More money, more problem$

Caden+Johnson

Caden Johnson

Caden Johnson, Staff Reporter

I’m about to start making so much more money, I’m going to buy so much stuff. I think I might buy a house boat.

Prop 206 plans to raise Arizona’s minimum wage from the current $8.05 to $12 per hour over the course of several years. It sounds awesome. People that work minimum wage jobs will earn more money for the same amount of work, so they will be able to better support their families, right?

Wrong.

It is easy to assume that this prop will be a good thing, but we need to look deeper into this.

Let’s look at the effect this will have on businesses. Because the minimum wage has risen, the business owners are going to have to pay their employees more. Did the wages rise for the bosses? No. Therefore, the bosses are going to have to come up with extra money to pay their employees with.

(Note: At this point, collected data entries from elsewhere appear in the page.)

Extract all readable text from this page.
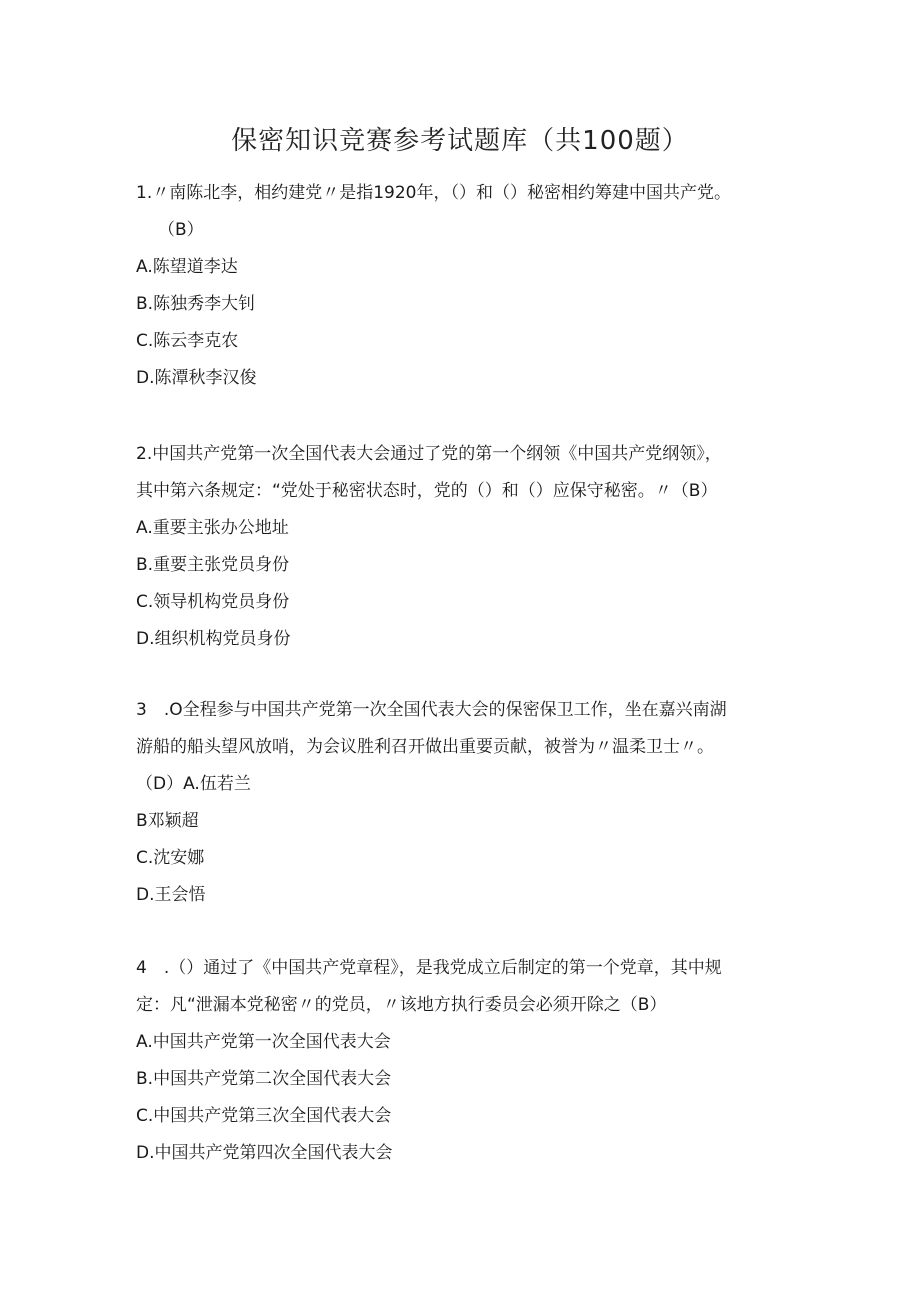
保密知识竞赛参考试题库（共100题）
1.〃南陈北李，相约建党〃是指1920年，（）和（）秘密相约筹建中国共产党。
（B）
A.陈望道李达
B.陈独秀李大钊
C.陈云李克农
D.陈潭秋李汉俊
2.中国共产党第一次全国代表大会通过了党的第一个纲领《中国共产党纲领》，
其中第六条规定：“党处于秘密状态时，党的（）和（）应保守秘密。〃（B）
A.重要主张办公地址
B.重要主张党员身份
C.领导机构党员身份
D.组织机构党员身份
3　.O全程参与中国共产党第一次全国代表大会的保密保卫工作，坐在嘉兴南湖
游船的船头望风放哨，为会议胜利召开做出重要贡献，被誉为〃温柔卫士〃。
（D）A.伍若兰
B邓颖超
C.沈安娜
D.王会悟
4　.（）通过了《中国共产党章程》，是我党成立后制定的第一个党章，其中规
定：凡“泄漏本党秘密〃的党员，〃该地方执行委员会必须开除之（B）
A.中国共产党第一次全国代表大会
B.中国共产党第二次全国代表大会
C.中国共产党第三次全国代表大会
D.中国共产党第四次全国代表大会
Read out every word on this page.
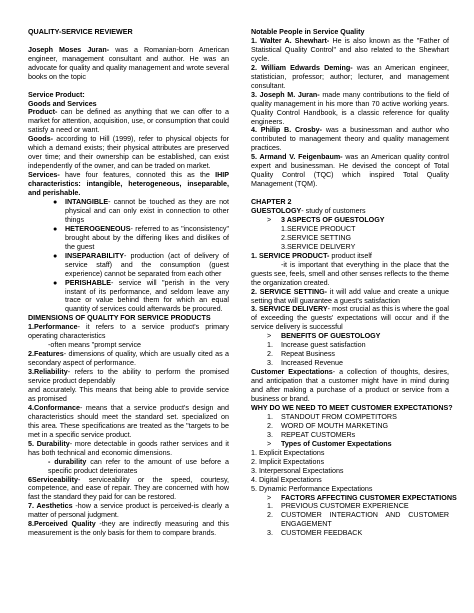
QUALITY-SERVICE REVIEWER

Joseph Moses Juran- was a Romanian-born American engineer, management consultant and author. He was an advocate for quality and quality management and wrote several books on the topic

Service Product:

Goods and Services

Product- can be defined as anything that we can offer to a market for attention, acquisition, use, or consumption that could satisfy a need or want.

Goods- according to Hill (1999), refer to physical objects for which a demand exists; their physical attributes are preserved over time; and their ownership can be established, can exist independently of the owner, and can be traded on market.

Services- have four features, connoted this as the IHIP characteristics: intangible, heterogeneous, inseparable, and perishable.

● INTANGIBLE- cannot be touched as they are not physical and can only exist in connection to other things

● HETEROGENEOUS- referred to as "inconsistency" brought about by the differing likes and dislikes of the guest

● INSEPARABILITY- production (act of delivery of service staff) and the consumption (guest experience) cannot be separated from each other

● PERISHABLE- service will "perish in the very instant of its performance, and seldom leave any trace or value behind them for which an equal quantity of services could afterwards be procured.

DIMENSIONS OF QUALITY FOR SERVICE PRODUCTS

1.Performance- it refers to a service product's primary operating characteristics

-often means "prompt service

2.Features- dimensions of quality, which are usually cited as a secondary aspect of performance.

3.Reliability- refers to the ability to perform the promised service product dependably

and accurately. This means that being able to provide service as promised

4.Conformance- means that a service product's design and characteristics should meet the standard set. specialized on this area. These specifications are treated as the "targets to be met in a specific service product.

5. Durability- more detectable in goods rather services and it has both technical and economic dimensions.

- durability can refer to the amount of use before a specific product deteriorates

6Serviceability- serviceability or the speed, courtesy, competence, and ease of repair. They are concerned with how fast the standard they paid for can be restored.

7. Aesthetics -how a service product is perceived-is clearly a matter of personal judgment.

8.Perceived Quality -they are indirectly measuring and this measurement is the only basis for them to compare brands.

Notable People in Service Quality

1. Walter A. Shewhart- He is also known as the "Father of Statistical Quality Control" and also related to the Shewhart cycle.

2. William Edwards Deming- was an American engineer, statistician, professor; author; lecturer, and management consultant.

3. Joseph M. Juran- made many contributions to the field of quality management in his more than 70 active working years. Quality Control Handbook, is a classic reference for quality engineers.

4. Philip B. Crosby- was a businessman and author who contributed to management theory and quality management practices.

5. Armand V. Feigenbaum- was an American quality control expert and businessman. He devised the concept of Total Quality Control (TQC) which inspired Total Quality Management (TQM).

CHAPTER 2

GUESTOLOGY- study of customers

> 3 ASPECTS OF GUESTOLOGY

1.SERVICE PRODUCT

2.SERVICE SETTING

3.SERVICE DELIVERY

1. SERVICE PRODUCT- product itself

-it is important that everything in the place that the guests see, feels, smell and other senses reflects to the theme the organization created.

2. SERVICE SETTING- it will add value and create a unique setting that will guarantee a guest's satisfaction

3. SERVICE DELIVERY- most crucial as this is where the goal of exceeding the guests' expectations will occur and if the service delivery is successful

> BENEFITS OF GUESTOLOGY

1. Increase guest satisfaction

2. Repeat Business

3. Increased Revenue

Customer Expectations- a collection of thoughts, desires, and anticipation that a customer might have in mind during and after making a purchase of a product or service from a business or brand.

WHY DO WE NEED TO MEET CUSTOMER EXPECTATIONS?

1. STANDOUT FROM COMPETITORS

2. WORD OF MOUTH MARKETING

3. REPEAT CUSTOMERs

> Types of Customer Expectations

1. Explicit Expectations

2. Implicit Expectations

3. Interpersonal Expectations

4. Digital Expectations

5. Dynamic Performance Expectations

> FACTORS AFFECTING CUSTOMER EXPECTATIONS

1. PREVIOUS CUSTOMER EXPERIENCE

2. CUSTOMER INTERACTION AND CUSTOMER ENGAGEMENT

3. CUSTOMER FEEDBACK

So what are they going to do? I can tell you now that most business executives are not going to take much money out of their own salary. They are going to cut working hours and/or jack up the prices of their products.

But no big deal right? Everything has just raised in cost to shift to the new minimum wage standard so it is the same! Wrong again. Here are two reasons why: some people will not be able to afford what they once could and all the money that people have saved up over the years will decrease in value.

Because your wage has risen by about 50 percent, congratulations! You have have been moved to a higher income tax bracket! Now, instead of paying the original percent of your income, you are paying an even higher percent of your money. Suddenly, you do not have the equivalent amount of savings as before.

And don’t think the tax brackets will change accordingly either; this is on the federal scale, so they are not going to change the whole system just because Arizona changed.

What about the middle and upper class people that are doing just fine and have saved up money over the years? They get hurt too. All that saved money will remain the same, even though inflation has blown up all around it. In turn, the money that was once worth so much is now worth considerably less.

Not one part of the system will be benefitted. The lower class loses their precious working hours, the middle class loses value in their savings, the upper class loses money having to pay their employees more, and everyone pays a higher percentage of taxes to the government.

There is only one winner here: the federal government.